"Prince Oblonsky!" Stella hastily exclaims. "Did you say Oblonsky?"

"Yes; that was her husband's name, Boris Oblonsky. Now she is a widow, and still perfectly beautiful."

"Perfectly beautiful. I saw her in Venice at the Princess Giovanelli's ball," says Stella, "'with brilliant and far-gazing eyes.' So that was she!" And with a slight anxiety she wonders to herself, "A love-affair! What is the real meaning of a love-affair?"

CHAPTER IX.

[FOUND.]

A sleepy afternoon quiet broods over Erlach Court. Anastasia is sitting in the shade of an arbour, embroidering a strip of fine canvas with yellow sunflowers and red chrysanthemums. At a little distance the Baroness Meineck, who has volunteered to superintend Freddy's education during her stay at Erlach Court, is giving the boy a lesson in mathematics, making such stupendous demands upon his seven-year-old capacity that, ambitious and intelligent though the young student be, he is beginning to grow confused with his ineffectual attempts to follow the lofty flight of his teacher's intellect. Stella, with whom mental excitement is always combined with musical thirst, is all alone in the drawing-room, playing from the 'Kreisleriana.' Her fingers glide languidly over the keys. "A love-affair! What is the real meaning of a love-affair?" The question presents itself repeatedly to her mind, and her veins thrill with a mixture of curiosity, desire, and dread. Lacking all intimacy with girls of her own age or older than herself, who might have enlightened her on such points, she has the vaguest ideas as to much that goes on in the world. A love-affair is for her something connected with rope ladders and peril to life, like the interviews of Romeo and Juliet, something that she cannot fancy to herself without moonlight and a balcony. Her innocent curiosity flutters to and fro, spellbound, about the Baden-Baden episode in Rohritz's youth, as a butterfly flutters above a dull pool the pitiful muddiness of which is disguised by brilliant sunshine, the blue reflection of the skies, and a net-work of pale water-lilies.

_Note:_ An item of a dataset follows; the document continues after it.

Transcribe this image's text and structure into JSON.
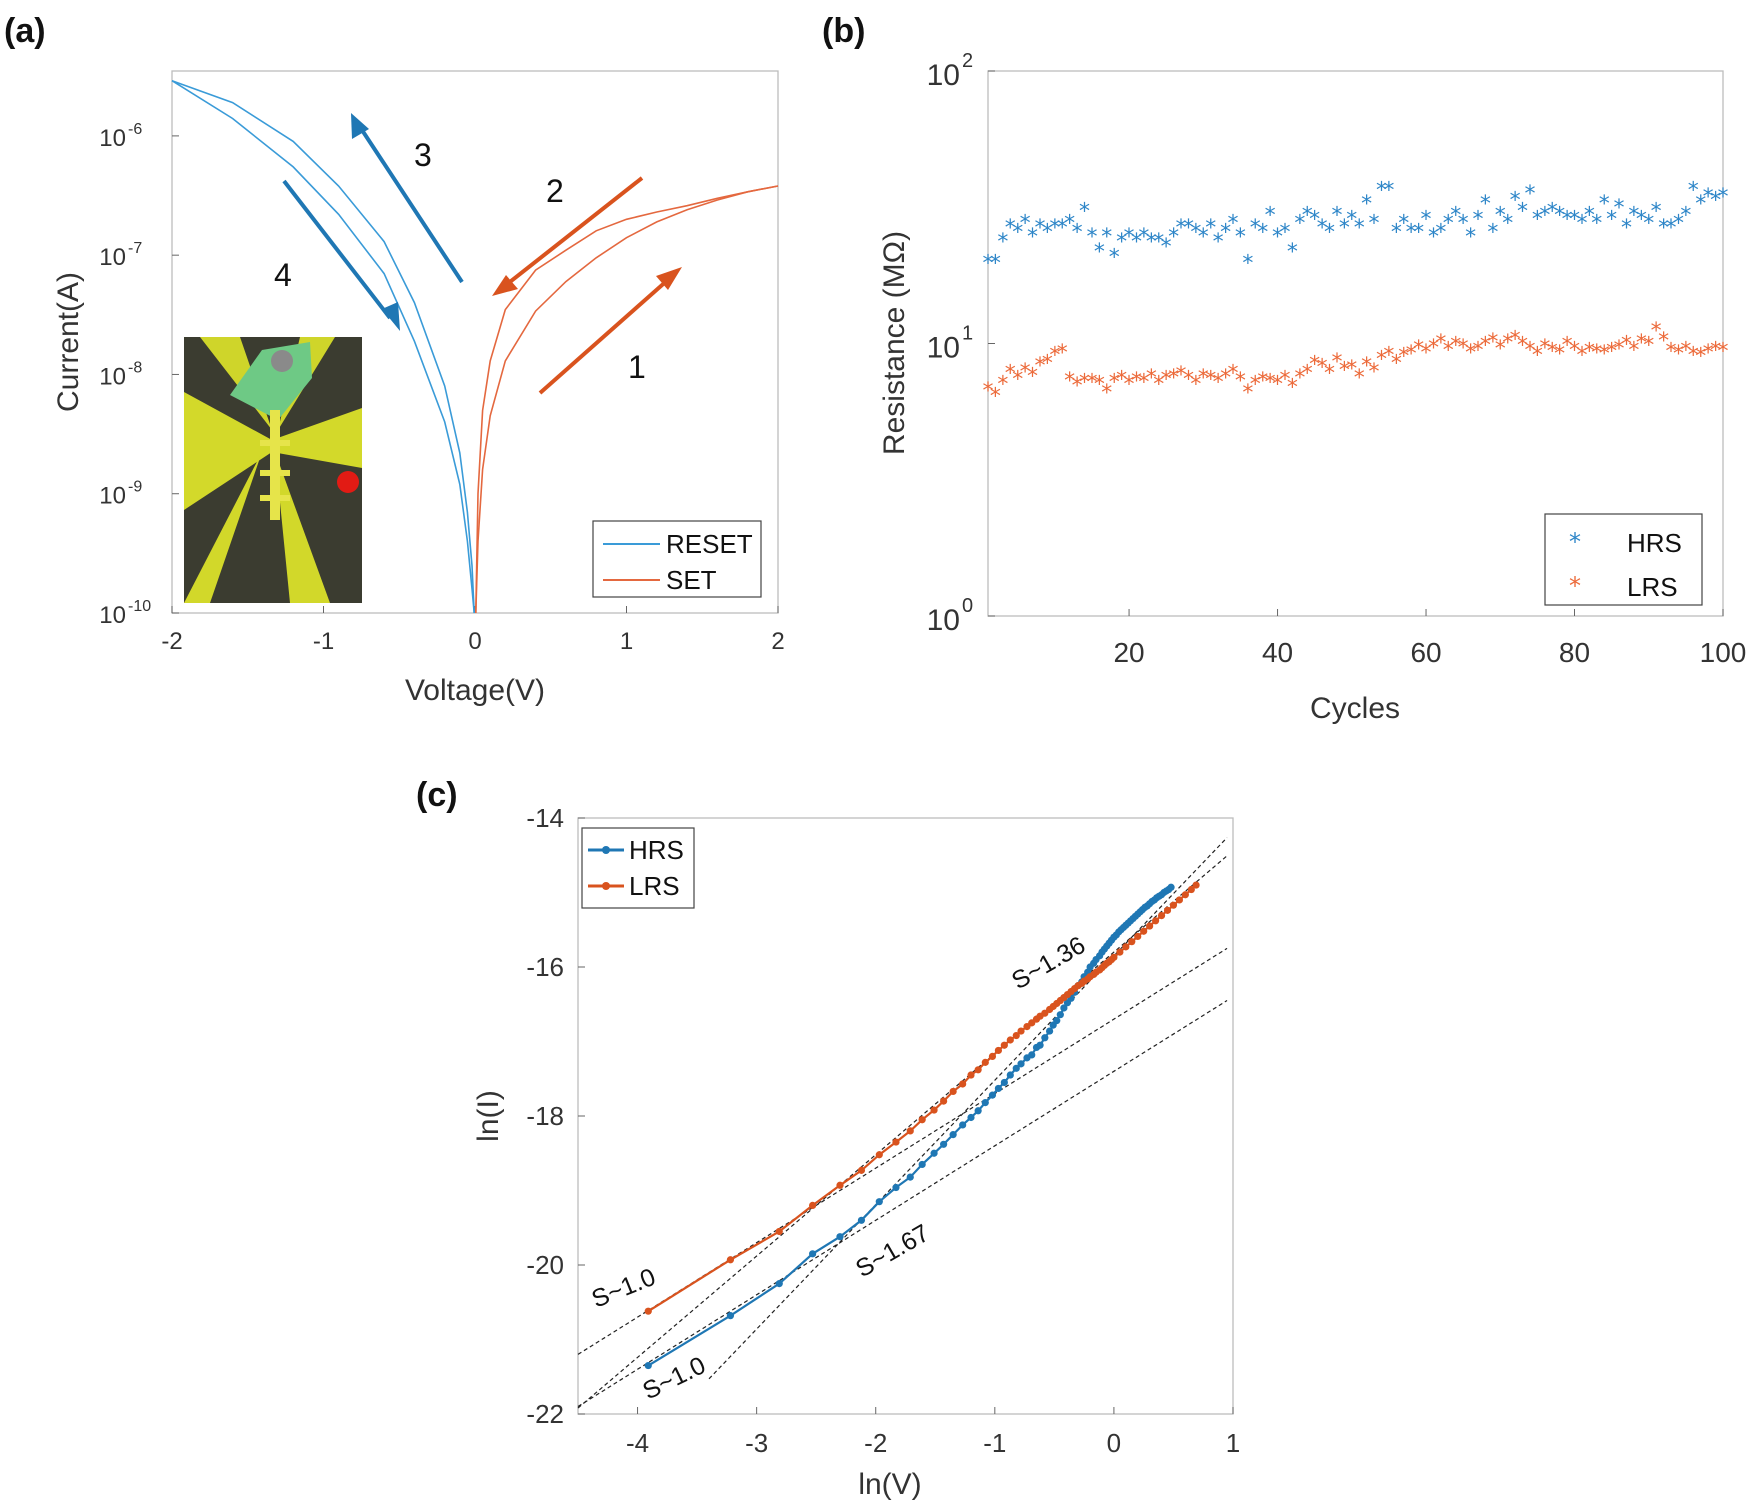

She could not tear her thoughts from Baden-Baden, which she knew partly from Tourganief's 'Smoke,' partly in its present shorn condition from her own experience,--Baden-Baden, which when the Föhren and Rohritz were together there might have been described as a bit of Paradise rented to the devil.

"I wonder if she called him Edgar when they were alone?" the girl asked herself.

Her heart beat fast. It was as if she had by chance read a page of some forbidden book negligently left lying open. Not for the world would she have turned the leaf to read on, for, in common with every pure, young girl, when she approached the great mystery of love she was possessed by a sacred timidity almost amounting to awe.

"I wonder if he was very unhappy?" she asks herself. "Yes, he must have been;" Katrine had told her that he grew gray with suffering. A great wave of sympathy and pity wells up in her innocent heart. "Yes, she was very beautiful!" she says to herself.